On 04/08/2019 01:05 PM, Eric Fried wrote:
On 4/8/19 10:43 AM, Chris Dent wrote:
* How (and should) we further split and shrink objects/resource_provider.py
To be specific here:
objects/resource_provider.py is currently ~2KLOC. That's not *horrible* (see below), and if it really didn't lend itself to being further subdivided, I would say we shouldn't force it just for the sake of making that number smaller.
However, IMO, this file logically deals with several things:
* Resource provider inventory/capacity/usage * Resource provider membership in aggregates * Traits on resource providers * Creating, updating, and deleting resource providers * Finding resource providers in various ways
If you look at the structure of the file (in its current order - see below) these groupings are pretty clear.
Note the presence of "resource provider" in each bullet above. We already have separate modules for dealing with e.g. CRUD of traits in their own right. Though the mapping isn't 1:1 with the above list.
So we have the following options, I think:
(1) Do nothing. Leave objects/resource_provider.py as is. (2) Move X-related stuff into the base X.py module, so like move things related to "Traits on resource providers" into objects/trait.py. This level of shuffle would probably entail things like creating a new module for aggregate.py (3) Split the above into separate modules while preserving their resource_provider-ness. From the perspective of code consuming the modules, this would look like:
from placement.objects import resource_provider as rp_crud from placement.objects.resource_provider import trait as rp_trait from placement.objects.resource_provider import search as rp_search from placement.objects import trait ... # Do CRUD-y stuff with resource providers rp = rp_crud.ResourceProvider(...) rp.create() # Do trait stuff t = trait.Trait(...) t.create() # Do trait-y stuff with resource providers rp_trait.add_traits_to_provider(rp, [t]) # Do search-y stuff with resource providers rp_search.get_all_by_filters(...)

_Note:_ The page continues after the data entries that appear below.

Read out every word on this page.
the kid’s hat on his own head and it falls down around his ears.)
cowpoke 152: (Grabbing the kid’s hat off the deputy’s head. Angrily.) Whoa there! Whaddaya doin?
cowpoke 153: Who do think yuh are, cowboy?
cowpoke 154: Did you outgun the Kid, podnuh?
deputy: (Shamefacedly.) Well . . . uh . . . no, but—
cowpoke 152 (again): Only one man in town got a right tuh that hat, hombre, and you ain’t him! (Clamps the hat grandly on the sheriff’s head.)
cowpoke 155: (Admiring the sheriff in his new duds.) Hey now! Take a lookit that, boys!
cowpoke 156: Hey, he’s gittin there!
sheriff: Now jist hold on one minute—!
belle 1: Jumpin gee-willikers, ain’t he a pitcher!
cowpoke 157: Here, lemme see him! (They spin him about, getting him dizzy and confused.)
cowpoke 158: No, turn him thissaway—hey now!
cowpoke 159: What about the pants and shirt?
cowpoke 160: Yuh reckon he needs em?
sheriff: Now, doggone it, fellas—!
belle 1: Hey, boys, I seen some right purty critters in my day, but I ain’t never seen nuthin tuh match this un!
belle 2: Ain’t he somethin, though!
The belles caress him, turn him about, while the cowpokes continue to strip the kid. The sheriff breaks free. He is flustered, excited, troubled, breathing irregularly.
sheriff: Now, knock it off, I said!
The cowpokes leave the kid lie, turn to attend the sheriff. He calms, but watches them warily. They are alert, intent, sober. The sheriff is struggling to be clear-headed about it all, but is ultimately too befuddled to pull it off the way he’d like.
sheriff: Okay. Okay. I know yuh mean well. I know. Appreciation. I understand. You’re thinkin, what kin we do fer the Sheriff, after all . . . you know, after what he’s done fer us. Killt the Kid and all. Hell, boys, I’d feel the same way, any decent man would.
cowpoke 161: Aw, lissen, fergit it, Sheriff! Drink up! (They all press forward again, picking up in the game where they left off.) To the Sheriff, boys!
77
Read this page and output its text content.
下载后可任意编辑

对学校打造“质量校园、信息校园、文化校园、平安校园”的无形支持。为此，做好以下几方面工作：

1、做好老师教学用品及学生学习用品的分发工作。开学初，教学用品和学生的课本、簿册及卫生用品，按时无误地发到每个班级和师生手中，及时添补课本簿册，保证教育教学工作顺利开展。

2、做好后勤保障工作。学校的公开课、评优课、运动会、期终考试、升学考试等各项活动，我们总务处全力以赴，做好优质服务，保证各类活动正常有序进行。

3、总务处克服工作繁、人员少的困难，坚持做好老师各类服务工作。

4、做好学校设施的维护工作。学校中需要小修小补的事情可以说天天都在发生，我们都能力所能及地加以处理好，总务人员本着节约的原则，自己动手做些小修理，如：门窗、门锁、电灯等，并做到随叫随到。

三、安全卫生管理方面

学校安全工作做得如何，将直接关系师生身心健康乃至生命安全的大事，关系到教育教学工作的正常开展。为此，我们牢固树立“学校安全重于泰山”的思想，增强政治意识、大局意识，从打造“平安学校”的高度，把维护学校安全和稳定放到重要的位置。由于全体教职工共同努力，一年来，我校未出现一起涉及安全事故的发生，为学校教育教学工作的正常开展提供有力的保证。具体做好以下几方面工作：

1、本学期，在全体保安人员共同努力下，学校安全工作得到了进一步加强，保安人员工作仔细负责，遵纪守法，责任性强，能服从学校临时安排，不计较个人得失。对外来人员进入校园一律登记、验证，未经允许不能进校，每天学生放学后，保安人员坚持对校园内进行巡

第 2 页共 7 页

To me, this is nice and intuitive.
Meh :) I actually think option 1 (Do nothing) is best here. We went through a bunch of churn for the (excellent) refactoring for OVO-ectomy and splitting the resource_provider.py file out into the other related object/*.py files. I don't really see a huge value in further splitting the resource provider functions out into separate modules with a /placement/objects/resource_provider/ module. I actually think this version of the above code is more readable: from placement.objects import resource_provider from placement.objects import trait ... # Do CRUD-y stuff with resource providers rp = resource_provider.ResourceProvider(...) rp.create() # Do trait stuff t = trait.Trait(...) t.create() # Do trait-y stuff with resource providers rp.add_traits([t]) # Do search-y stuff with resource providers resource_provider.get_all_by_filters(...) Note that the "add_traits()" is a method on the ResourceProvider object in the above. I think this is more readable for create/update/delete operations. For read operations, I prefer a consistently-named set of get_by_XXX and get_all_by_XXX methods in module-level scope as opposed to @classmethods on an object.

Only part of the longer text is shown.